C’è voluto quasi un secolo prima che gli psichiatri giudiziari adottassero i metodi sistematici dei criminalisti e cominciassero a ricercare tabelle di accertamento peritale esenti nella misura del possibile da “contraffazioni” soggettive. Ma, aggiungo io, l’essere umano, come tutti gli esseri viventi, microbi e vegetali compresi, è siffatto che da pochi cromosomi, ognuno con migliaia di geni, riesce a generare fino a 7 e più miliardi di individui senza che ce ne siano due con le stesse impronte digitali.

Immagina tu, caro Francesco, cosa possa succedere con la psiche, per sua natura immateriale e non oggettivabile. Con in più il problema che non si sa se  (bello questo si sa se!) l’organo devoluto alla psiche, il cervello, sia nostro, o se siamo noi ad essere proprietà del cervello che ci concede solo le decisioni pragmatiche. La medicina non è ancora una scienza anche se tenta di diventarlo, ma credo proprio che la psichiatria non potrà mai essere più di un’arte, dipendente quindi da “Weltanschaung”, indole e intelligenza dell’indagatore. Per loro natura le perizie psichiatriche hanno sempre una componente aleatoria.

Fino agli anni ’90 la psichiatria giuridica svizzera, dice Baur, si basava soprattutto sull’interpretazione delle risposte fornite dall’indagato. Il prezzo di questi esperimenti veniva pagato dalle vittime. Le giustificazioni psicologiche che condussero alla liberazione di criminali “tarati” come Werner Ferrari o Erich Hauert riportano adesso alla memoria piuttosto l’alchimia medioevale che i criteri scientifici.
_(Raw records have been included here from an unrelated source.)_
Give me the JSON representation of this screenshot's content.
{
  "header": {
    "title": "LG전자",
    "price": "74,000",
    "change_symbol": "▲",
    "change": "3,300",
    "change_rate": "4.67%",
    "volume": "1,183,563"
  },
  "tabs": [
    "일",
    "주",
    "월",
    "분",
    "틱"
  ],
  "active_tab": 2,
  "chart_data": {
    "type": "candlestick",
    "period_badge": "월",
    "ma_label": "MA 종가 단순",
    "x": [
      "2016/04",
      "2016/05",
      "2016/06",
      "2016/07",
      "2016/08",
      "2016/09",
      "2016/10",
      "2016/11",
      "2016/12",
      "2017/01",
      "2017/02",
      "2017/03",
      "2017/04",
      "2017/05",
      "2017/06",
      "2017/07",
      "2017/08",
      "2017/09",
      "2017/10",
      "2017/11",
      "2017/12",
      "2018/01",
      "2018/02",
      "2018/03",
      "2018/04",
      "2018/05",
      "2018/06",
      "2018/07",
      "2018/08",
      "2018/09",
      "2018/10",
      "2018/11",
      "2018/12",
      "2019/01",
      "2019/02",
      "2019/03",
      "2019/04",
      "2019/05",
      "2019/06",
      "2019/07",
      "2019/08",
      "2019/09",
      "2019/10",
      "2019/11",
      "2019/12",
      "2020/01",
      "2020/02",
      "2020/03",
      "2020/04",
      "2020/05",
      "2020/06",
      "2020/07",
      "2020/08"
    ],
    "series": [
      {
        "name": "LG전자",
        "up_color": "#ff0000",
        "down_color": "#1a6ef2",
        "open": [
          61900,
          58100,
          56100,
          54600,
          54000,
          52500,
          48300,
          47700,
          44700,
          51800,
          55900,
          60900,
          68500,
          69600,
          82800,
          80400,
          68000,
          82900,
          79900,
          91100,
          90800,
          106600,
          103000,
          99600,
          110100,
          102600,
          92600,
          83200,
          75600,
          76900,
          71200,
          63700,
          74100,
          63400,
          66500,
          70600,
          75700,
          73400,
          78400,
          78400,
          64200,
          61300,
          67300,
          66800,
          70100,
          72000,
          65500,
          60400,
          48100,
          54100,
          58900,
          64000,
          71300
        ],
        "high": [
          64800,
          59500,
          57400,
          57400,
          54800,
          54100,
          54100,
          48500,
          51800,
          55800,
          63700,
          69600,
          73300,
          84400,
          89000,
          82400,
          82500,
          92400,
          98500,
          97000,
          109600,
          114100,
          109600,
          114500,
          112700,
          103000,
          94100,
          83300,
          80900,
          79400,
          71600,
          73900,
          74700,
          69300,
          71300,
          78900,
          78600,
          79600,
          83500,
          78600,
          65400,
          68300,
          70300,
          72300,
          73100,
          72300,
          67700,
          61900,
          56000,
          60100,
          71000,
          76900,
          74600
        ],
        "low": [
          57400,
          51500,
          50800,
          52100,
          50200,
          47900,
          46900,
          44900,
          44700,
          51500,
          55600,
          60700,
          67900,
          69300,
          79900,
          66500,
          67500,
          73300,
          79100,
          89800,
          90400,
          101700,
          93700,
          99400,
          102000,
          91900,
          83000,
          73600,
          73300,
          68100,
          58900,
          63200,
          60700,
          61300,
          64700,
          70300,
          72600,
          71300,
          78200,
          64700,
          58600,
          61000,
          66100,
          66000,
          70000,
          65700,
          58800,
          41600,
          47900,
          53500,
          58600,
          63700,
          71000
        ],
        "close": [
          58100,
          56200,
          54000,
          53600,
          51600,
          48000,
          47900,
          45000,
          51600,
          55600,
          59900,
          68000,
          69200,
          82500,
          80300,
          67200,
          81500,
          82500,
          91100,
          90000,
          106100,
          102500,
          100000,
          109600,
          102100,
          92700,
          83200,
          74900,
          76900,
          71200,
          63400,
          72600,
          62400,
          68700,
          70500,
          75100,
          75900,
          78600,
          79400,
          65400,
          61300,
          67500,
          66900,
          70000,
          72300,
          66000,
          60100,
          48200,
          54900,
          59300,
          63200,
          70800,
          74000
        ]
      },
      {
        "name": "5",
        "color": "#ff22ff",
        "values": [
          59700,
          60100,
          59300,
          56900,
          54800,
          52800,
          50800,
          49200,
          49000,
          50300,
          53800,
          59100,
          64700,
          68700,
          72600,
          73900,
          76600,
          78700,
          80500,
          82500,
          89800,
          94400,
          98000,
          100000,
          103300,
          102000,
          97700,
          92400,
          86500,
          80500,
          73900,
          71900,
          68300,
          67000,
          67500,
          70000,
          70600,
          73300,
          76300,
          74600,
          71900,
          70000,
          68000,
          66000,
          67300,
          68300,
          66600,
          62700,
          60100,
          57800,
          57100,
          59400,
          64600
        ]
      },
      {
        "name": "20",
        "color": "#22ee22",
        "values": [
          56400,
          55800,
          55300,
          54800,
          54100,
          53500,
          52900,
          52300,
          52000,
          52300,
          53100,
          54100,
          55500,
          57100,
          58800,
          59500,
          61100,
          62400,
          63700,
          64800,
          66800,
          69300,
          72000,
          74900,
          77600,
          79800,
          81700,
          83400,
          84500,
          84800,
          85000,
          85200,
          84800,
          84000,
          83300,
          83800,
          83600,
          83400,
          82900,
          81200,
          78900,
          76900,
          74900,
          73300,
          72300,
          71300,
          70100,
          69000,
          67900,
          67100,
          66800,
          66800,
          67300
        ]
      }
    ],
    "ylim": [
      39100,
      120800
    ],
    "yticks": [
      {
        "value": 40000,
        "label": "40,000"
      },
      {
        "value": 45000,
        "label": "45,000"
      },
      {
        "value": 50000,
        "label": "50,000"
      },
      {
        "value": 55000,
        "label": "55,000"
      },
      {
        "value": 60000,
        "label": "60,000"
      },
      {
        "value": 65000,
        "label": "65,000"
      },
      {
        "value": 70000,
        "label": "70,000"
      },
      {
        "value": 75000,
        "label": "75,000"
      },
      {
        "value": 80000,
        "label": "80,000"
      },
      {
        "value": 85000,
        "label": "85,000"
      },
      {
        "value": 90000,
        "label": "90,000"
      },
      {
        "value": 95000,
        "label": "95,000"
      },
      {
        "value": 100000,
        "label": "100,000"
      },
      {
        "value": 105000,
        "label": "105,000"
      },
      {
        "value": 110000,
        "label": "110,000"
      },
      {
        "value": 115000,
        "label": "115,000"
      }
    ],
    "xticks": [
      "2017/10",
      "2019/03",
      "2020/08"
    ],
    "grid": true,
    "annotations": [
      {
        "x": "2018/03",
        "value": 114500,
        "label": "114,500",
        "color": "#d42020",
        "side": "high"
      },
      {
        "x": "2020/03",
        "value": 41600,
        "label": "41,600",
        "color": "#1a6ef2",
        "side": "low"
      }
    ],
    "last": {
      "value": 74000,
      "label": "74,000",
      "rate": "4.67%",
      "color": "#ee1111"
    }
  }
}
Le perizie riflettevano più lo stato d’animo degli esaminatori che quello degli esaminati.

I casi Ferrari e Hauert ci dimostrano però in modo esemplare la capacità di questi pericolosissimi soggetti (ripeto, secondo me geneticamente tarati, anche se i “superesperti” non vogliono ammetterlo) di dissimulare nella profondità della propria psiche le pulsioni patologiche. Con sicuro istinto raccontano a periti e terapeuti quello e solo quello che gli esaminatori vorrebbero sentire. Nel 1993 la recidiva del maniaco sessuale Hauert, appena rimesso in libertà, indusse un deciso progresso nella metodologia delle indagini psichiatriche. E`vero, aggiungo, ma resta il fatto che la psiche non è adducibile ad un’indagine scientifica!

Sola possibilità di soluzione della problematica di questi delinquenti sessuali resta quella pragmatica, ammettendo che sono, e lo sono, geneticamente tarati. E, viste le esperienze, sono centinaia e migliaia sul pianeta, la conclusione RAZIONALE, sempre che si voglia veramente prevenire le recidive, è una sola: internamento a vita dopo il primo crimine, come aveva capito e voluto il popolo svizzero nel 2004. Ma i “Fachidioten” e i buonisti nuotano nel mainstream, e le vittime delle recidive dei delinquenti tarati tacciono. Fine delle mie personali considerazioni.

Per non stancarti troppo con le mie lungaggini mi fermo qui. Ma riprenderò il discorso domani. Sul mio monte solitario è calata la notte.